Moreover, article 14 is not in contact with the reversible adhesive 16, thereby helping prevent damage to the article 14, e.g., helps prevent ripping the article when taking off the releasable fastener 36 with or without the using the source 18. Also, this

configuration may allow the tag 12 with releasable fastener 36 to be used with any article 14 having a sufficiently sized aperture; even if article 14 has a surface that the reversible adhesive 16 cannot adhere to, i.e., the fastener cannot bond sufficiently to the article 14. As such, the embodiment of FIG. 7 may allow the security tag 12 to be use in combination with a wide variety of articles.

FIG. 8 illustrates an exemplary process by which a tag 12 having a reversible adhesive 16 may be attached to and subsequently detached from article 14. An attaching stimuli is applied to the tag 12 to release the reversible adhesive 16, e.g., thermally affect the reversible adhesive 16 (Step SI 00). The attaching stimuli or signal may originate from the signal generator discussed above, e.g., EM signal generator. Once the reversible adhesive 16 is sufficiently released, the attaching stimuli may be removed and the reversible adhesive 16 portion of the tag 12 may be placed into contact with the article 14 and/or the cable(s) 26, 28 may be placed into contact with the reversible adhesive 16 (Step SI 02). The reversible adhesive 16 will bond with the article 14 and/or cables(s) 26, 28 to detachably couple the tag 12 and the article 14 and/or cable(s) together. The amount of time needed to bond may vary depending on the reversible adhesive 16 used, the area of the reversible adhesive 16 coating, on the amount of attaching stimuli applied and the like (Step SI 04). For example, the more the reversible adhesive 16 is thermally affected, the longer it may take to bond. As such, the tag 12 with reversible adhesive 16 may be attached by using the attaching stimuli to thermally affect the reversible adhesive 16.

The tag 12 may be removed by applying a detaching stimuli to the tag 12 in order to release the reversible adhesive 16 (Step SI 06) and remove the tag 12 (Step SI 08).

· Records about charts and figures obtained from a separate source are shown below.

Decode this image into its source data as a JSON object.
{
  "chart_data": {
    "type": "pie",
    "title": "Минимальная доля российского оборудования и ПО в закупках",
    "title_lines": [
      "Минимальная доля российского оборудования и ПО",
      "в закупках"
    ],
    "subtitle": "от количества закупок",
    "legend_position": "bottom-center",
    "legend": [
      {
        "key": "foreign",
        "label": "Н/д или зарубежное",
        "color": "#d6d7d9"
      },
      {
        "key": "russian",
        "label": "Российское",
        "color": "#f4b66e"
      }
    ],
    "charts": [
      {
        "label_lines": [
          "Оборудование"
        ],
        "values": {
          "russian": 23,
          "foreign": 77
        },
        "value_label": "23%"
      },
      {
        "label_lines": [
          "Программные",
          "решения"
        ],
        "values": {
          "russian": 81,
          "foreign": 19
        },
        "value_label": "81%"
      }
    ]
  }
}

The detaching stimuli may be substantially the same signal 24 and duration as the attaching stimuli, i.e., both stimuli may release the reversible adhesive 16 to a similar degree, thereby simplifying the system 10. Alternatively, both stimuli may also be different in both signal 24 and duration. For example, the signal 24 and duration of the attachment stimuli may be configured so that the reversible adhesive 16 is released only enough to allow adhesion to the article 14. In other words, portions of the reversible adhesive 16 may remain relatively bonded while other portions may be released such as the portion being detachably coupled to the article 14 and/or cable 26. This may decrease the amount of time needed for the adhesive to bond. On the other hand, the detaching stimuli may be different than the attaching stimuli in order to greater thermally affect the reversible adhesive. In particular, more thermal energy may be needed to ensure all the reversible adhesive 16 releases in order to help prevent damage to the article/item. For example, the entire region of the reversible adhesive 16 may be released in order to help prevent a portion of the article 14 from remaining on the tag 12 after removal from the article 14. This will prevent tearing a portion of the article 14.

Unless mention was made above to the contrary, it should be noted that all of the accompanying drawings are not to scale. Significantly, this invention can be embodied in other specific forms without departing from the spirit or essential attributes thereof, and accordingly, reference should be had to the following claims, rather than to the foregoing specification, as indicating the scope of the invention.